A palavra-chave aqui é rastreabilidade. Sem documento que prove a origem e o destino do material, não há como demonstrar o cumprimento das metas.
É por isso que trabalhar com material reciclado rastreável deixa de ser detalhe e vira requisito. O que não é rastreável não conta para a meta.
PCR rastreável: como transformar a obrigação em vantagem competitiva?
O PCR rastreável, a resina reciclada pós-consumo com origem comprovada, é o que faz a empresa cumprir a meta de conteúdo reciclado e ainda comunicar isso ao mercado. A obrigação vira diferencial quando o material reciclado é confiável e documentado.
A meta de conteúdo reciclado empurra toda a cadeia a usar mais PCR. Quem já domina isso larga na frente.
Mas há um risco. Material reciclado mal controlado gera defeito, refugo e reclamação. Usar PCR sem qualidade destrói a economia da conformidade.

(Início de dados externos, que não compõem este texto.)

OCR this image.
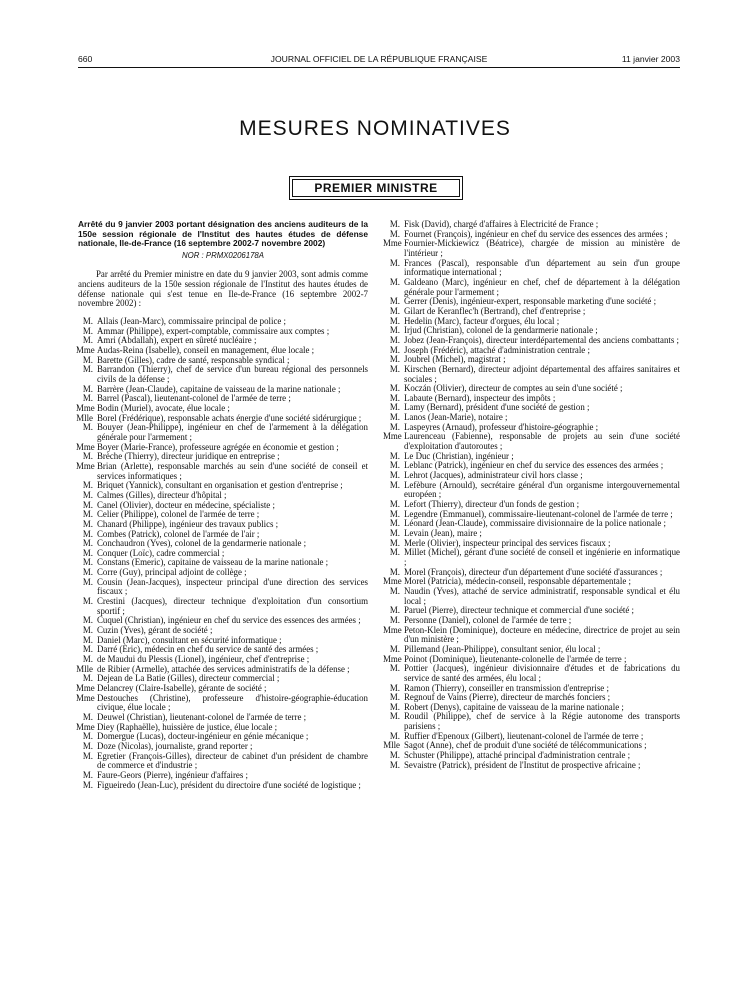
660	JOURNAL OFFICIEL DE LA RÉPUBLIQUE FRANÇAISE	11 janvier 2003
MESURES NOMINATIVES
PREMIER MINISTRE
Arrêté du 9 janvier 2003 portant désignation des anciens auditeurs de la 150e session régionale de l'Institut des hautes études de défense nationale, Ile-de-France (16 septembre 2002-7 novembre 2002)
NOR : PRMX0206178A

Par arrêté du Premier ministre en date du 9 janvier 2003, sont admis comme anciens auditeurs de la 150e session régionale de l'Institut des hautes études de défense nationale qui s'est tenue en Ile-de-France (16 septembre 2002-7 novembre 2002) :

M. Allais (Jean-Marc), commissaire principal de police ;
M. Ammar (Philippe), expert-comptable, commissaire aux comptes ;
M. Amri (Abdallah), expert en sûreté nucléaire ;
Mme Audas-Reina (Isabelle), conseil en management, élue locale ;
M. Barette (Gilles), cadre de santé, responsable syndical ;
M. Barrandon (Thierry), chef de service d'un bureau régional des personnels civils de la défense ;
M. Barrère (Jean-Claude), capitaine de vaisseau de la marine nationale ;
M. Barrel (Pascal), lieutenant-colonel de l'armée de terre ;
Mme Bodin (Muriel), avocate, élue locale ;
Mlle Borel (Frédérique), responsable achats énergie d'une société sidérurgique ;
M. Bouyer (Jean-Philippe), ingénieur en chef de l'armement à la délégation générale pour l'armement ;
Mme Boyer (Marie-France), professeure agrégée en économie et gestion ;
M. Brèche (Thierry), directeur juridique en entreprise ;
Mme Brian (Arlette), responsable marchés au sein d'une société de conseil et services informatiques ;
M. Briquet (Yannick), consultant en organisation et gestion d'entreprise ;
M. Calmes (Gilles), directeur d'hôpital ;
M. Canel (Olivier), docteur en médecine, spécialiste ;
M. Celier (Philippe), colonel de l'armée de terre ;
M. Chanard (Philippe), ingénieur des travaux publics ;
M. Combes (Patrick), colonel de l'armée de l'air ;
M. Conchaudron (Yves), colonel de la gendarmerie nationale ;
M. Conquer (Loïc), cadre commercial ;
M. Constans (Emeric), capitaine de vaisseau de la marine nationale ;
M. Corre (Guy), principal adjoint de collège ;
M. Cousin (Jean-Jacques), inspecteur principal d'une direction des services fiscaux ;
M. Crestini (Jacques), directeur technique d'exploitation d'un consortium sportif ;
M. Cuquel (Christian), ingénieur en chef du service des essences des armées ;
M. Cuzin (Yves), gérant de société ;
M. Daniel (Marc), consultant en sécurité informatique ;
M. Darré (Eric), médecin en chef du service de santé des armées ;
M. de Maudui du Plessis (Lionel), ingénieur, chef d'entreprise ;
Mlle de Ribier (Armelle), attachée des services administratifs de la défense ;
M. Dejean de La Batie (Gilles), directeur commercial ;
Mme Delancrey (Claire-Isabelle), gérante de société ;
Mme Destouches (Christine), professeure d'histoire-géographie-éducation civique, élue locale ;
M. Deuwel (Christian), lieutenant-colonel de l'armée de terre ;
Mme Diey (Raphaëlle), huissière de justice, élue locale ;
M. Domergue (Lucas), docteur-ingénieur en génie mécanique ;
M. Doze (Nicolas), journaliste, grand reporter ;
M. Egretier (François-Gilles), directeur de cabinet d'un président de chambre de commerce et d'industrie ;
M. Faure-Geors (Pierre), ingénieur d'affaires ;
M. Figueiredo (Jean-Luc), président du directoire d'une société de logistique ;
M. Fisk (David), chargé d'affaires à Electricité de France ;
M. Fournet (François), ingénieur en chef du service des essences des armées ;
Mme Fournier-Mickiewicz (Béatrice), chargée de mission au ministère de l'intérieur ;
M. Frances (Pascal), responsable d'un département au sein d'un groupe informatique international ;
M. Galdeano (Marc), ingénieur en chef, chef de département à la délégation générale pour l'armement ;
M. Gerrer (Denis), ingénieur-expert, responsable marketing d'une société ;
M. Gilart de Keranflec'h (Bertrand), chef d'entreprise ;
M. Hedelin (Marc), facteur d'orgues, élu local ;
M. Irjud (Christian), colonel de la gendarmerie nationale ;
M. Jobez (Jean-François), directeur interdépartemental des anciens combattants ;
M. Joseph (Frédéric), attaché d'administration centrale ;
M. Joubrel (Michel), magistrat ;
M. Kirschen (Bernard), directeur adjoint départemental des affaires sanitaires et sociales ;
M. Koczán (Olivier), directeur de comptes au sein d'une société ;
M. Labaute (Bernard), inspecteur des impôts ;
M. Lamy (Bernard), président d'une société de gestion ;
M. Lanos (Jean-Marie), notaire ;
M. Laspeyres (Arnaud), professeur d'histoire-géographie ;
Mme Laurenceau (Fabienne), responsable de projets au sein d'une société d'exploitation d'autoroutes ;
M. Le Duc (Christian), ingénieur ;
M. Leblanc (Patrick), ingénieur en chef du service des essences des armées ;
M. Lehrot (Jacques), administrateur civil hors classe ;
M. Lefèbure (Arnould), secrétaire général d'un organisme intergouvernemental européen ;
M. Lefort (Thierry), directeur d'un fonds de gestion ;
M. Legendre (Emmanuel), commissaire-lieutenant-colonel de l'armée de terre ;
M. Léonard (Jean-Claude), commissaire divisionnaire de la police nationale ;
M. Levain (Jean), maire ;
M. Merle (Olivier), inspecteur principal des services fiscaux ;
M. Millet (Michel), gérant d'une société de conseil et ingénierie en informatique ;
M. Morel (François), directeur d'un département d'une société d'assurances ;
Mme Morel (Patricia), médecin-conseil, responsable départementale ;
M. Naudin (Yves), attaché de service administratif, responsable syndical et élu local ;
M. Paruel (Pierre), directeur technique et commercial d'une société ;
M. Personne (Daniel), colonel de l'armée de terre ;
Mme Peton-Klein (Dominique), docteure en médecine, directrice de projet au sein d'un ministère ;
M. Pillemand (Jean-Philippe), consultant senior, élu local ;
Mme Poinot (Dominique), lieutenante-colonelle de l'armée de terre ;
M. Pottier (Jacques), ingénieur divisionnaire d'études et de fabrications du service de santé des armées, élu local ;
M. Ramon (Thierry), conseiller en transmission d'entreprise ;
M. Regnouf de Vains (Pierre), directeur de marchés fonciers ;
M. Robert (Denys), capitaine de vaisseau de la marine nationale ;
M. Roudil (Philippe), chef de service à la Régie autonome des transports parisiens ;
M. Ruffier d'Epenoux (Gilbert), lieutenant-colonel de l'armée de terre ;
Mlle Sagot (Anne), chef de produit d'une société de télécommunications ;
M. Schuster (Philippe), attaché principal d'administration centrale ;
M. Sevaistre (Patrick), président de l'Institut de prospective africaine ;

A vantagem aparece quando o PCR é rastreável e de qualidade. Ele cumpre a meta, reduz o risco legal e ainda vira argumento de venda e de marca.

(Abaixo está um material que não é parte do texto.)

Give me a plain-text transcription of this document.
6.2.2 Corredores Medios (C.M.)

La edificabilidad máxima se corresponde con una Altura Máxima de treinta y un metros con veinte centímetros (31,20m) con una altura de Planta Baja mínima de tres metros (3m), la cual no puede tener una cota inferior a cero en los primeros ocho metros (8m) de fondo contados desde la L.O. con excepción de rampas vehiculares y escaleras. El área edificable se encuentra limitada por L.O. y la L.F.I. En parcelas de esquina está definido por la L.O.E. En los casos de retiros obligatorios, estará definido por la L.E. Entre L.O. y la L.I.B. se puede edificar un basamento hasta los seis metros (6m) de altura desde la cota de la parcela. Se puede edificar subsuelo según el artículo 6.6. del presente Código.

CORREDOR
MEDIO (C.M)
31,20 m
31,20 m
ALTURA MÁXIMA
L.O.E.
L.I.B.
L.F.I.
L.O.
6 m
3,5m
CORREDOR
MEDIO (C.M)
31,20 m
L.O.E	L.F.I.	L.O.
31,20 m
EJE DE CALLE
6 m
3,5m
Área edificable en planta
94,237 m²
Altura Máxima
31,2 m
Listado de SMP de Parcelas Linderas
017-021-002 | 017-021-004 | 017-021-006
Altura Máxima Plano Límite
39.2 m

Como o PCR rastreável vira vantagem:
- Cumpre a meta de conteúdo reciclado, com comprovação.
- Reduz o risco de multa e de responsabilização ambiental.
- Fortalece a marca junto a clientes e consumidores atentos ao ESG.

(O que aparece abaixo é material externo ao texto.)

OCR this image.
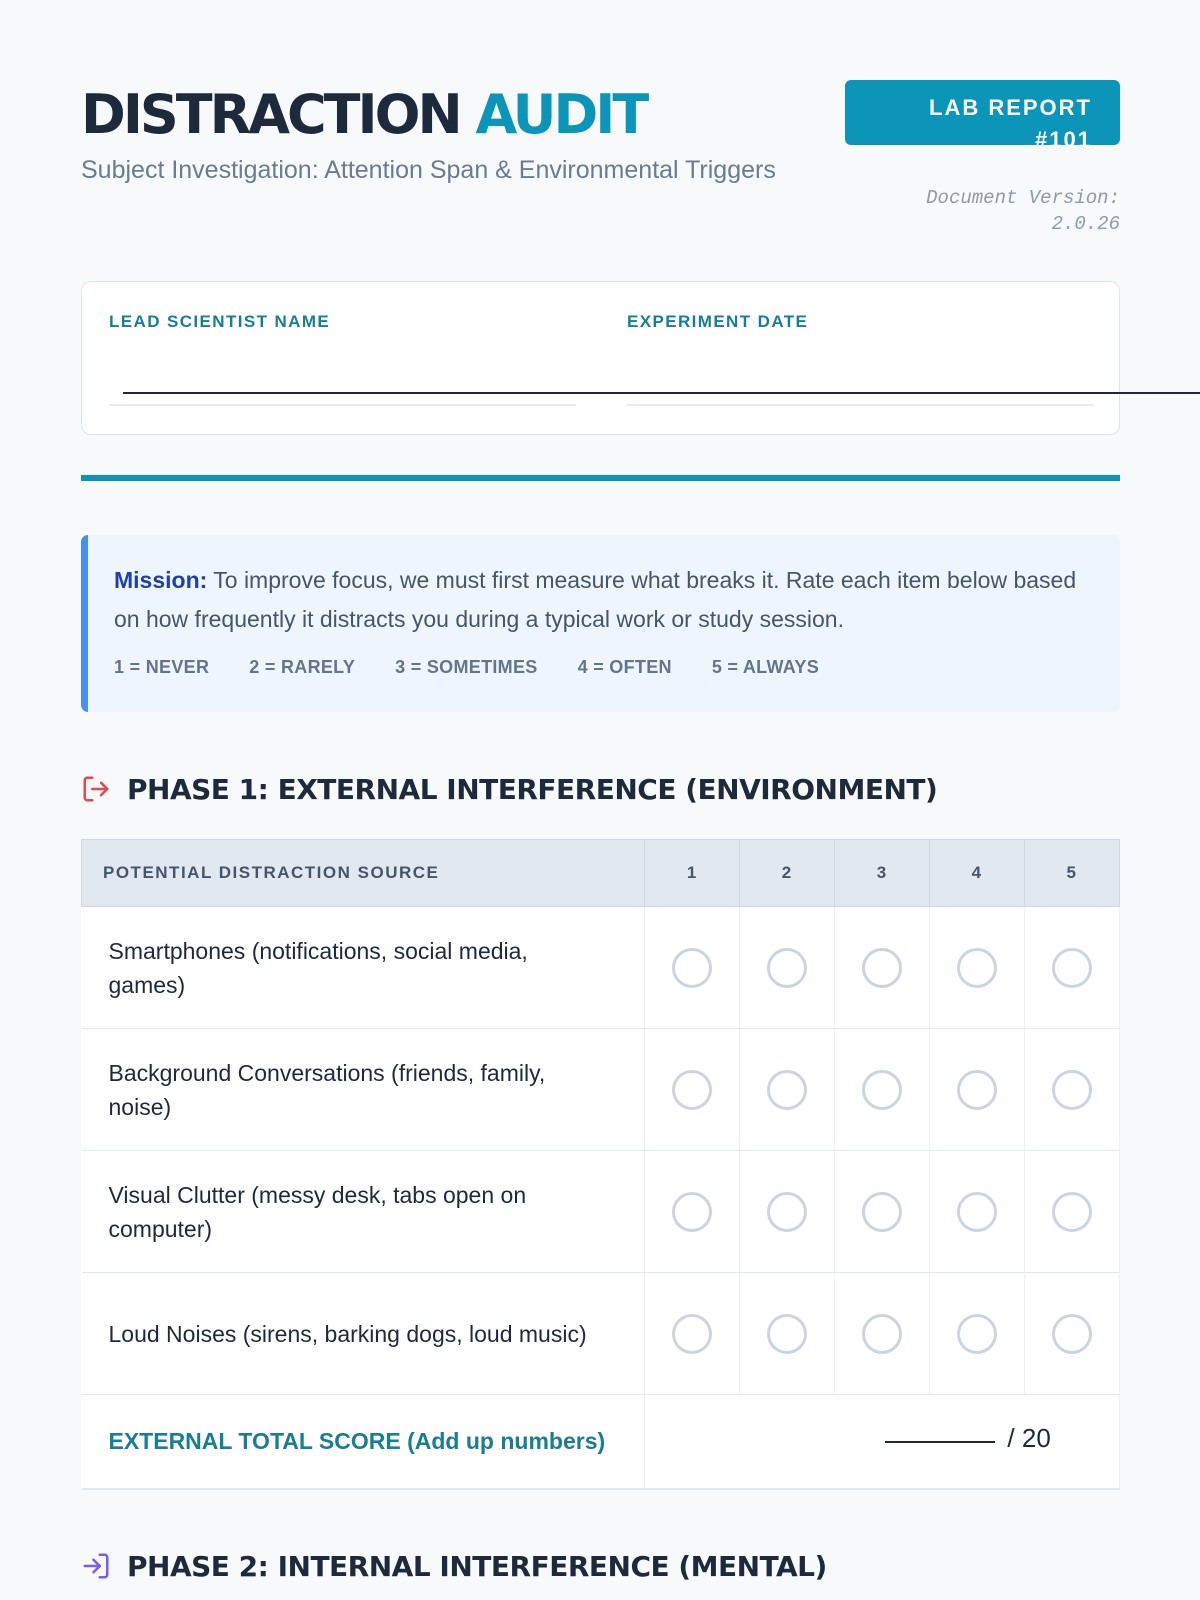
DISTRACTION AUDIT
Subject Investigation: Attention Span & Environmental Triggers
LAB REPORT
#101
Document Version:
2.0.26
LEAD SCIENTIST NAME	EXPERIMENT DATE
Mission: To improve focus, we must first measure what breaks it. Rate each item below based on how frequently it distracts you during a typical work or study session.
1 = NEVER 2 = RARELY 3 = SOMETIMES 4 = OFTEN 5 = ALWAYS
PHASE 1: EXTERNAL INTERFERENCE (ENVIRONMENT)
POTENTIAL DISTRACTION SOURCE	1	2	3	4	5
Smartphones (notifications, social media, games)					
Background Conversations (friends, family, noise)					
Visual Clutter (messy desk, tabs open on computer)					
Loud Noises (sirens, barking dogs, loud music)					
EXTERNAL TOTAL SCORE (Add up numbers)	/ 20				
PHASE 2: INTERNAL INTERFERENCE (MENTAL)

- Antecipa exigências futuras da regulamentação, incluindo o índice de reciclabilidade das embalagens.
Como a Procolor apoia quem usa material reciclado?
A Procolor ajuda quem precisa usar PCR a fazer isso com qualidade. Masterbatch e aditivos formulados para reciclados, controle de cor e dispersão, e aditivo dessecante para a umidade do reciclado, tudo para o conteúdo reciclado virar vantagem, e não defeito.
O que a Procolor faz no lado do material:
- Soluções para reciclados. A Procolor tem masterbatch e aditivos voltados a reciclados e PCR, que ajudam a manter cor e desempenho mesmo com material pós-consumo.
- Aditivo dessecante. Para a umidade típica do reciclado, o aditivo dessecante da Procolor reduz bolhas e vazios no processamento.
- Controle de cor e dispersão. Cor conferida por espectrofotômetro e dispersão controlada em laboratório mantêm a qualidade mesmo com PCR.
- Experiência e responsabilidade ambiental. Fundada em 1986, com certificação ISO 9001, a Procolor desenvolve soluções que apoiam o uso de material pós-consumo.
Importante: a Procolor atua no lado do material. As obrigações legais de logística reversa, as metas e a certificação devem ser tratadas com entidades gestoras autorizadas e com assessoria jurídica e ambiental.
Perguntas frequentes sobre o Decreto 12.688/2025
O que é o Decreto 12.688/2025?
É a norma federal de 21 de outubro de 2025 que institui o sistema obrigatório de logística reversa de embalagens de plástico no Brasil, regulamentando o art. 32, §1º, e o art. 33, §1º, da Lei 12.305/2010 (PNRS).
Minha empresa vende B2B. O decreto se aplica?
Pode se aplicar. Se o seu produto tem embalagem plástica que chega ao consumidor final e vira resíduo urbano, ele entra na lógica do decreto, mesmo em vendas B2B. Confirme com assessoria jurídica.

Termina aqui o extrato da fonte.